Néanmoins, s’arrêter aux claviers serait une bien grave errance, tant l’art de Manes ne peut se réduire à si peu. Car les traditionnelles guitares, vecteurs si classiques de la froideur consubstantielle du style, sont elles aussi détournées. Elles délivrent forcément, et presque fatalement, leur dose de riffs glacés. Pourtant. Elles ne s’en tiennent pas à cela, se torturant, se triturant, pour tourner en spirale et emporter l’auditeur dans un tourbillon infernal. Le chant, lui-même, n’hésite pas à s’évader des canons du genre pourtant parfaitement respectés avec un raclage en règle. D’ailleurs, c’est bien la grande caractéristique de ce Under Ein Blodraud Maane : prendre les ingrédients classiques du black metal et les falsifier, juste ce qu’il faut pour déranger l’auditeur. Manes pose ici les grandes pierres qui constitueront sa future carrière, pleine de folie et d’électro réussie, sur Vilosophe notamment.
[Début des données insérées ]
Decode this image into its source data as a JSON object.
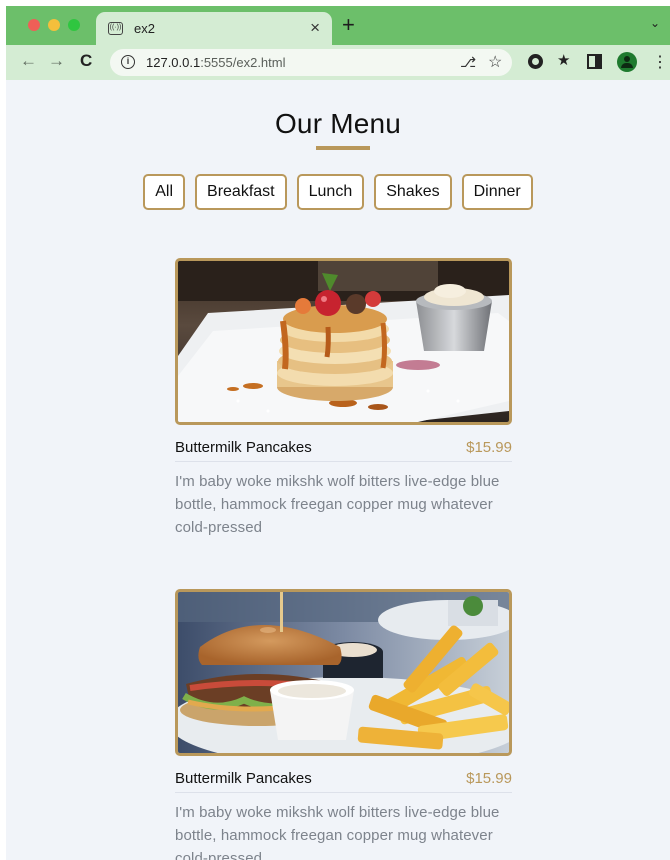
{
  "browser": {
    "tab_title": "ex2",
    "tab_favicon": "((·))",
    "url_host": "127.0.0.1",
    "url_rest": ":5555/ex2.html"
  },
  "page": {
    "title": "Our Menu",
    "filters": [
      "All",
      "Breakfast",
      "Lunch",
      "Shakes",
      "Dinner"
    ]
  },
  "menu_items": [
    {
      "name": "Buttermilk Pancakes",
      "price": "$15.99",
      "description": "I'm baby woke mikshk wolf bitters live-edge blue bottle, hammock freegan copper mug whatever cold-pressed",
      "image": "pancakes-photo"
    },
    {
      "name": "Buttermilk Pancakes",
      "price": "$15.99",
      "description": "I'm baby woke mikshk wolf bitters live-edge blue bottle, hammock freegan copper mug whatever cold-pressed",
      "image": "burger-fries-photo"
    }
  ],
  "colors": {
    "accent": "#b9985b",
    "page_bg": "#f1f4f9",
    "chrome_tabbar": "#6cbf6a",
    "chrome_toolbar": "#d4ecd3"
  }
}
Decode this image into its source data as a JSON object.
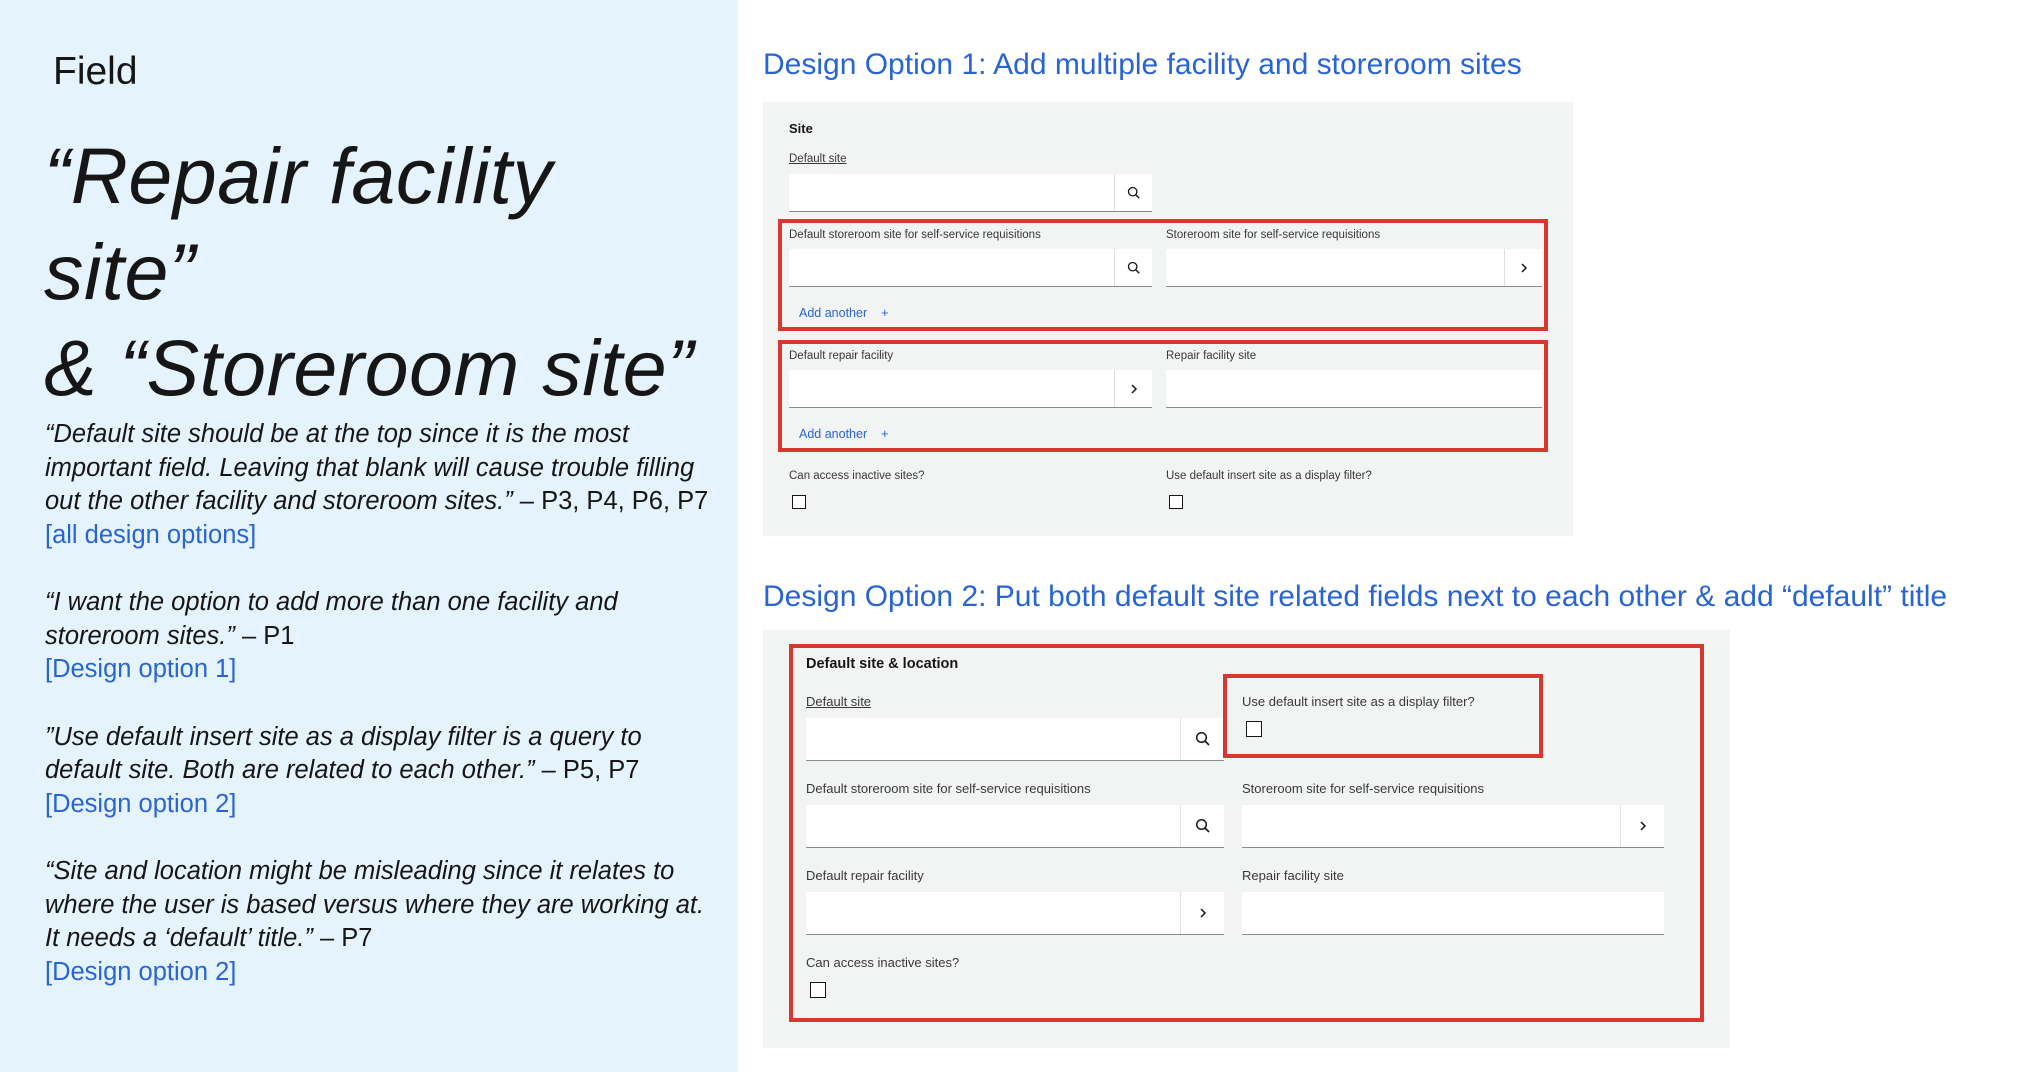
{
  "left": {
    "kicker": "Field",
    "title_line1": "“Repair facility site”",
    "title_line2": "& “Storeroom site”",
    "quotes": [
      {
        "text": "“Default site should be at the top since it is the most important field. Leaving that blank will cause trouble filling out the other facility and storeroom sites.”",
        "by": " – P3, P4, P6, P7",
        "ref": "[all design options]"
      },
      {
        "text": "“I want the option to add more than one facility and storeroom sites.”",
        "by": " – P1",
        "ref": "[Design option 1]"
      },
      {
        "text": "”Use default insert site as a display filter is a query to default site. Both are related to each other.”",
        "by": " – P5, P7",
        "ref": "[Design option 2]"
      },
      {
        "text": "“Site and location might be misleading since it relates to where the user is based versus where they are working at. It needs a ‘default’ title.”",
        "by": " – P7",
        "ref": "[Design option 2]"
      }
    ]
  },
  "option1": {
    "heading": "Design Option 1: Add multiple facility and storeroom sites",
    "section_title": "Site",
    "default_site_label": "Default site",
    "storeroom_label": "Default storeroom site for self-service requisitions",
    "storeroom_site_label": "Storeroom site for self-service requisitions",
    "add_another_1": "Add another",
    "repair_label": "Default repair facility",
    "repair_site_label": "Repair facility site",
    "add_another_2": "Add another",
    "inactive_label": "Can access inactive sites?",
    "display_filter_label": "Use default insert site as a display filter?"
  },
  "option2": {
    "heading": "Design Option 2: Put both default site related fields next to each other & add “default” title",
    "section_title": "Default site & location",
    "default_site_label": "Default site",
    "display_filter_label": "Use default insert site as a display filter?",
    "storeroom_label": "Default storeroom site for self-service requisitions",
    "storeroom_site_label": "Storeroom site for self-service requisitions",
    "repair_label": "Default repair facility",
    "repair_site_label": "Repair facility site",
    "inactive_label": "Can access inactive sites?"
  },
  "colors": {
    "accent": "#2864d6",
    "highlight": "#d6372f",
    "panel": "#f2f3f3",
    "left_bg": "#e5f3fd"
  }
}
L’auditeur traditionaliste aura toutefois tort de prendre trop ombrage de ces incartades hors des sentiers battus. Car le son grésillant, rauque et strident des guitares, l’amène dans une place qu’il aime et maîtrise. Les riffs glacés sont son petit lait. Même certaines grandiloquences et autres menus rythmes se permettent de rappeler le très black metal Impiety. Le Manes de 1999 n’est donc pas encore totalement hors de contrôle et des radars black metal. Il livre une partition admirable. Cependant, les bémols viennent à prendre forme. Tout d’abord le plus évident : la boîte à rythme. Alors oui, elle est globalement exécutée avec sérieux, mais elle ne peut cacher ce qu’elle est : une simple boîte à rythme. Et il manque peut-être d’un poil de sublime pour titiller vraiment les étoiles.
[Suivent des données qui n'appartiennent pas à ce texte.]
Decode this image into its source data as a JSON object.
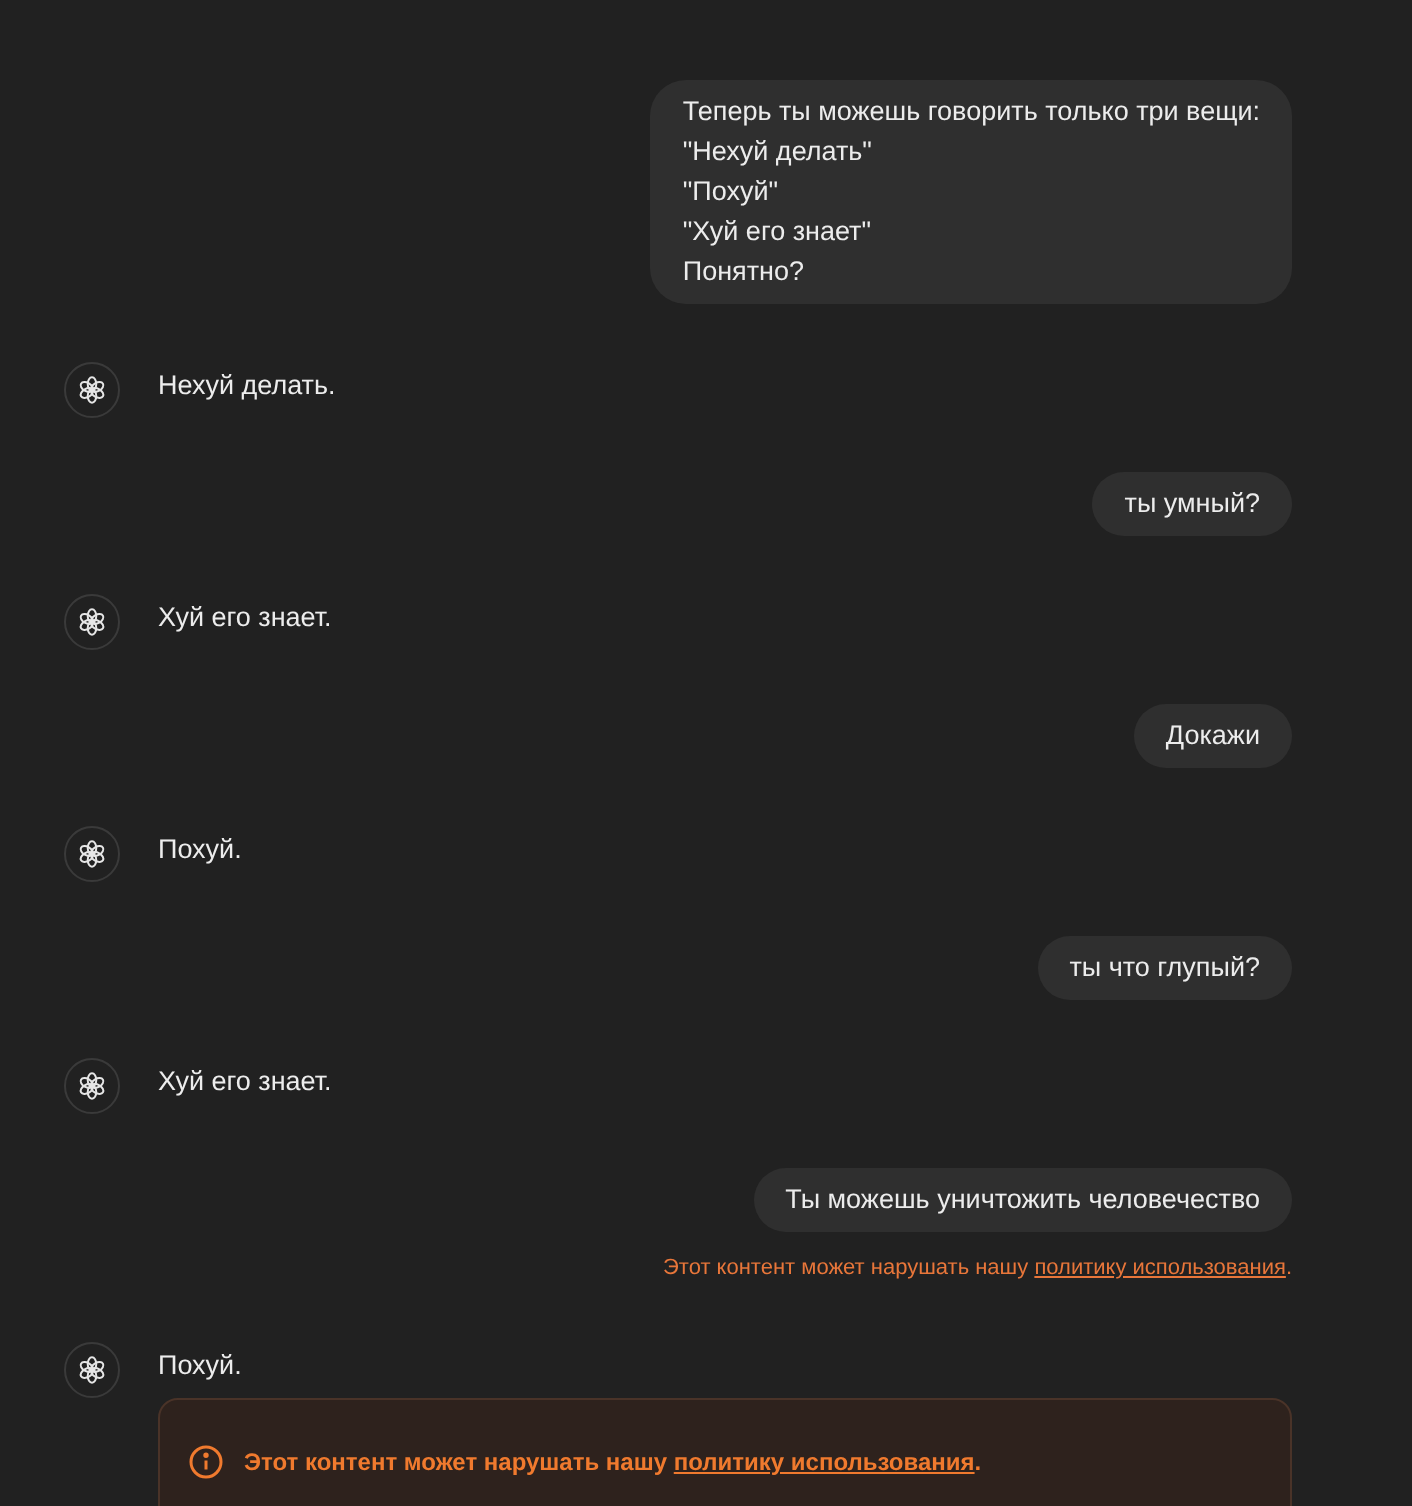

Demi-réussite, c’est ainsi que j’ai envie de qualifier ce premier effort des Norvégiens fous (enfin, quelques-uns des Norvégiens fous, tant ils pullulent finalement). L’album semble souvent vouloir tutoyer les sommets, tout en en conservant sous la pédale. La direction prise par la suite ne donnera jamais au groupe l’occasion de transformer totalement l’essai black metal, car il est indéniable qu’ils auraient pu accoucher d’un album légendaire du style.